Des procédures de séparation de corps, communément appelée « séparation légale », sont institués lorsque la volonté des époux de vivre ensemble est sérieusement compromise.

Preuve que la volonté de vivre ensemble est minée peut être faite par les deux conjoints, ou l’un, dans la présentation des faits à la cour qu’il est difficile de tolérer de vivre ensemble, où les époux vivent séparés, ou lorsque l’autre conjoint est démontré que ont gravement manqué à une obligation du mariage.

Les droits et obligations des parents envers leurs enfants ne sont pas affectés par la séparation de corps. Si les conjoints ne peuvent s’entendre sur la garde et le soutien de leurs enfants, alors qu’ils sont tenus d’assister à une séance d’information de médiation familiale. Couples avec enfants ont droit à six séances de médiation gratuites avec un médiateur familial accrédité.

Si les conjoints recommencent à vivre ensemble pendant une période de plus de quatre vingt dix jours en vertu de l’institution de la procédure, ils sont présumés se sont réconciliés et il existe une base pour mettre fin à la procédure.
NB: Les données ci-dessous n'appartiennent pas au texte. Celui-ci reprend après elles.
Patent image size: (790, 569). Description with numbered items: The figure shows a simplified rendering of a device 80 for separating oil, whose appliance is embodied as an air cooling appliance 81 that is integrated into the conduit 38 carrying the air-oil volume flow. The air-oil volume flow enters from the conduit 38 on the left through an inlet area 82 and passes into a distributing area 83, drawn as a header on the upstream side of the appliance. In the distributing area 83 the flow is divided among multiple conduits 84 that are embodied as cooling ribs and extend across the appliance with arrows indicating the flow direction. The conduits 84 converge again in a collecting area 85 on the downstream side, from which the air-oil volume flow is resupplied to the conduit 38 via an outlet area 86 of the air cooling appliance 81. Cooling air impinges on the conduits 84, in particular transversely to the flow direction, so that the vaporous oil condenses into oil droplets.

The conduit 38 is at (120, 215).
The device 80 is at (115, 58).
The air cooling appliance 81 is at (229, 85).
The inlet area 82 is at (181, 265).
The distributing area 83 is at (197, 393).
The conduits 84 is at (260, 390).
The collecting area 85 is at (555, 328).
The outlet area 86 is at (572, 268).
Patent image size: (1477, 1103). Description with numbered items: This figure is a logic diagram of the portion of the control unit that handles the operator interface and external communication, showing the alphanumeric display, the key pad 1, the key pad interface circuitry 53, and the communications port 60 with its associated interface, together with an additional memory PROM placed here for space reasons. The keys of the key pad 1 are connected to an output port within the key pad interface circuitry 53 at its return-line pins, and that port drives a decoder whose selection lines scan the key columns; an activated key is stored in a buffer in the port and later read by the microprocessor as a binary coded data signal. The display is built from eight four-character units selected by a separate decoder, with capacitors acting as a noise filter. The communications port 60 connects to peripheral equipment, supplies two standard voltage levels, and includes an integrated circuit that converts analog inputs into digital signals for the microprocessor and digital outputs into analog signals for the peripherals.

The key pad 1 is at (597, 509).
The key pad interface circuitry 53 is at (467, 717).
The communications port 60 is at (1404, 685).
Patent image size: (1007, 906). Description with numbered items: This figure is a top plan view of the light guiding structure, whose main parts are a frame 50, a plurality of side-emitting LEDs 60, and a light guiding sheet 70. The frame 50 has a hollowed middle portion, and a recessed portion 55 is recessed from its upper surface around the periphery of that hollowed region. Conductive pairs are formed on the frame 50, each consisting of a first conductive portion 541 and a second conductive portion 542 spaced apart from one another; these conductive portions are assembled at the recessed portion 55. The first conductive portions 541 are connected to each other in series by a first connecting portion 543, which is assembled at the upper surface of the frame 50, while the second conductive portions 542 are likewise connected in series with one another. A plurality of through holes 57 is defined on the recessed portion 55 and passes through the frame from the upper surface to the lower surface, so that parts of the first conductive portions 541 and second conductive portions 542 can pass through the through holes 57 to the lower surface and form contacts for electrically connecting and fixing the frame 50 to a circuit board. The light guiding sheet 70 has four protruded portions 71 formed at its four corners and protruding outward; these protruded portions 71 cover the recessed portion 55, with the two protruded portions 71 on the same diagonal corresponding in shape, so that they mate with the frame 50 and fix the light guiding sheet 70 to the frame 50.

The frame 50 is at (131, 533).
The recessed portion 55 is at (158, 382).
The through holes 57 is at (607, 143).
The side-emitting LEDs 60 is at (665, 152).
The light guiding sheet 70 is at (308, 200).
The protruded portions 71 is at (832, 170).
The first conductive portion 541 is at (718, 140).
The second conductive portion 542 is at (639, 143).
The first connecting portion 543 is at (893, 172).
Un jugement qui accorde la séparation de corps délie les époux de leur devoir conjugal pour vivre avec l’autre et permet à chacun d’avoir une propriété distincte de leurs biens respectifs, ainsi que la responsabilité distincte pour dettes. Toutefois, le jugement ne met pas fin au mariage.

Les effets de la séparation ont un effet rétroactif à la date à laquelle la procédure a été intentée, sauf si le tribunal décide qu’il devrait être rétroactive à la date à laquelle les conjoints ont cessé de vivre ensemble.

Le ci-dessus est destiné à fournir des renseignements généraux et ne doit pas être considéré comme un conseil juridique pour une situation particulière. Si vous avez besoin d’un avis juridique, s’il vous plaît contacter un avocat.